Glenbrook South holds first day-long careers event
Andrew Sykes talks about his job as an actuary at Connects, a career day at Glenbrook South High School in Glenview. | TODD SHIELDS~Sun-Times Media
Updated: January 21, 2013 2:09PM
GLENVIEW — From firefighters to physicists and from actors to actuaries, 185 professionals spent time talking to students at Glenbrook South High School in Glenview about careers in dozens of job fields.
The first GBS Connects, a career exploration day for students, was Dec. 12 when they attended 45-minute sessions, listening to work experiences of many interesting jobholders.
In all, 2,750 students in each of the four grade levels participated.
When students registered for school in November, they selected four career choices they would like learn about, said Lara Cummings GBS assistant principal for Student Services.
“We’re always trying to get students to think about college, but now we’re asking them why go to that college by exposing them to different career opportunities,” Cummings said.
“Some students may have always wanted to be a pharmacists, but don’t know what they do. Students take college courses and find out they’re not interested.”
Andrew Sykes, an actuary and chairman of Health at Work Wellness Actuaries in Chicago, told students that professionals in his vocation used mathematics, statistics, economics and clear English to predict people’s behavior in figuring health insurance premiums and pensions often decades into the future, for instance.
He said the three most common job areas for actuaries were in retirement and pensions, health and life insurance.
“How much money did you need to save each month to live comfortably in retirement?
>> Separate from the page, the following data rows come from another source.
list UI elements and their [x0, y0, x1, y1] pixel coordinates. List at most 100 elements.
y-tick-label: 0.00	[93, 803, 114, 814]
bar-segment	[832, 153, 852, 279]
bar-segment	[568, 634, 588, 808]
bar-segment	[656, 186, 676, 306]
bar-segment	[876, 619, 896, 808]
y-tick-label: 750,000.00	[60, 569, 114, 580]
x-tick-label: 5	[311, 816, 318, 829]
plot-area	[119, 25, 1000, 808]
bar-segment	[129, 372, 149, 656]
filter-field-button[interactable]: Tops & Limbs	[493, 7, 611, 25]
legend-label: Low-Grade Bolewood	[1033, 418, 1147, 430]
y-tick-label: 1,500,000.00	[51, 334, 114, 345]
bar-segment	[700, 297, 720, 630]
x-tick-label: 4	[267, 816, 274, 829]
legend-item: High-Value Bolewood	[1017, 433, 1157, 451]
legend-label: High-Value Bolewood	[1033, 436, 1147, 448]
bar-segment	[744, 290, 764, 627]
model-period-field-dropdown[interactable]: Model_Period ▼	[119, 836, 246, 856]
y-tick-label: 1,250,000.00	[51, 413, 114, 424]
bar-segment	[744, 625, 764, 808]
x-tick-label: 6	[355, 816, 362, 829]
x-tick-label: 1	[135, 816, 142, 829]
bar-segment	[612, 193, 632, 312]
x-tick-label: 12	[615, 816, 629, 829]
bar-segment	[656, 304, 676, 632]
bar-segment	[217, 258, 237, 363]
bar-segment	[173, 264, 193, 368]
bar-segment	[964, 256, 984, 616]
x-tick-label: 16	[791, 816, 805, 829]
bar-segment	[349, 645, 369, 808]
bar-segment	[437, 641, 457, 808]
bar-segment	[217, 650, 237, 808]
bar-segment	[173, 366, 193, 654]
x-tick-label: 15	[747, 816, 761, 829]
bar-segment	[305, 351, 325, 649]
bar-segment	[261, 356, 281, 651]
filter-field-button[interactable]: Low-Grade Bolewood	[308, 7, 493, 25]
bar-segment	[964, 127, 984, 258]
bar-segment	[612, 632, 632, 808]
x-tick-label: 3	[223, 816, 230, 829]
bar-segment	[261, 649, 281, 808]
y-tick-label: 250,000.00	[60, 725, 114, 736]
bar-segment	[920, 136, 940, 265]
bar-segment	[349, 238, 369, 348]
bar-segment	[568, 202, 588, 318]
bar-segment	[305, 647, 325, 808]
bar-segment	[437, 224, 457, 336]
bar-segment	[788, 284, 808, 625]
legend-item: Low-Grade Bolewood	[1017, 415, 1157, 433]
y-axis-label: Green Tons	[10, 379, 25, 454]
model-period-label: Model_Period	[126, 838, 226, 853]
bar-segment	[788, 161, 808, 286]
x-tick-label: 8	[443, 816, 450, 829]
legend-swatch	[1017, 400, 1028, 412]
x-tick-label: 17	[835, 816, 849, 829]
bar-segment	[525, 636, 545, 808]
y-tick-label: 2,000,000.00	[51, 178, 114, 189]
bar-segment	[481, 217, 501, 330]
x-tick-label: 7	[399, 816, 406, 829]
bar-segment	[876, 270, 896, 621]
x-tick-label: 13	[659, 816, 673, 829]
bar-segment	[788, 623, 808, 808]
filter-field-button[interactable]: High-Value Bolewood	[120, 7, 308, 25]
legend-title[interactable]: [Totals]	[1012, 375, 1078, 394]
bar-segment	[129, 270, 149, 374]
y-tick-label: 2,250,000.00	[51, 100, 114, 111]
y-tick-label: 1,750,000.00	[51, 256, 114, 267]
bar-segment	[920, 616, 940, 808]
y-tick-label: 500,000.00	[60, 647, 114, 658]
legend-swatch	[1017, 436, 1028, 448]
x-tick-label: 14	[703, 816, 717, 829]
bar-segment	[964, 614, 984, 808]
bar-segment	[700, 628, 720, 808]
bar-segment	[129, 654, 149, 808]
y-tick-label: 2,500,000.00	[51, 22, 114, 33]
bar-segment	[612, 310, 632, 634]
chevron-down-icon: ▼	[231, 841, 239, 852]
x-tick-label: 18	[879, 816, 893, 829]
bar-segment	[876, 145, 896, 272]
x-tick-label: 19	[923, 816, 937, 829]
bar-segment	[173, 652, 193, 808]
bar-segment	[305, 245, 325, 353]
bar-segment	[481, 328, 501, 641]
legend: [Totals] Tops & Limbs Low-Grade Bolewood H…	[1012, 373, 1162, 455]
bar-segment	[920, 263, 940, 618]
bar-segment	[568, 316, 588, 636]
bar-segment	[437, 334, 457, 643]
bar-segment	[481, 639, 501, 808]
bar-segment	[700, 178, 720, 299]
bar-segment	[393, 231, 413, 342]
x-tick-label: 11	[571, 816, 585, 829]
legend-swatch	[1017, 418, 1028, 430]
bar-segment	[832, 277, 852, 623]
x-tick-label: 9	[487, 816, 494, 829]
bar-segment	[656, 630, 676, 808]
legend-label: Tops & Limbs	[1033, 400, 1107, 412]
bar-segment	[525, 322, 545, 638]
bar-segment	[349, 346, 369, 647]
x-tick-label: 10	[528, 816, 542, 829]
It’s a hard job because so many people love to spend it now, especially young people like you,” Sykes told a dozen amused teenagers.
In figuring life insurance premiums, which differ significantly between men and women because of different mortality rates, Sykes said actuaries also must consider tax rates, government decisions and laws.
“Between the ages of 15 and 25 are when men do stupid stuff under the influence of girls and cars.”
“Women live longer. We figure what causes mortality at different ages for men and women.
“It’s the skill of a good actuary to come as close to being right as possible, but we all end up wrong,” he said, adding some predictions look 100 years ahead.
Sykes, born Johannesburg, South Africa, earned a bachelor’s degree in actuary science and mathematical statistics at the University of Witswatersrand in Johannesburg.
Often, actuaries continue their educations by taking post-graduate examinations offered by associations around the world, such as the Society of Actuaries in the United States and Canada.
“I like my job because the responsibility is quite enormous. That’s why we have so much education over the years. We deal in peoples’ futures in so many ways,” he said.
Student Sam Sulejmani, 17, signed up for the speaker sessions in politics, college athletics, restaurants and law.
His father is in real estate and often works with Chicago alderman.
“Sometimes I go to work with my father and I’ve seen how his work can make a difference in the community,” he said, adding law was his first choice.
Mike Johnson has been a Chicago firefighter for 15 years.
“No two days are same in this job. You make great friends for a lifetime, and they don’t give these jobs away. Not much turnover,” he said.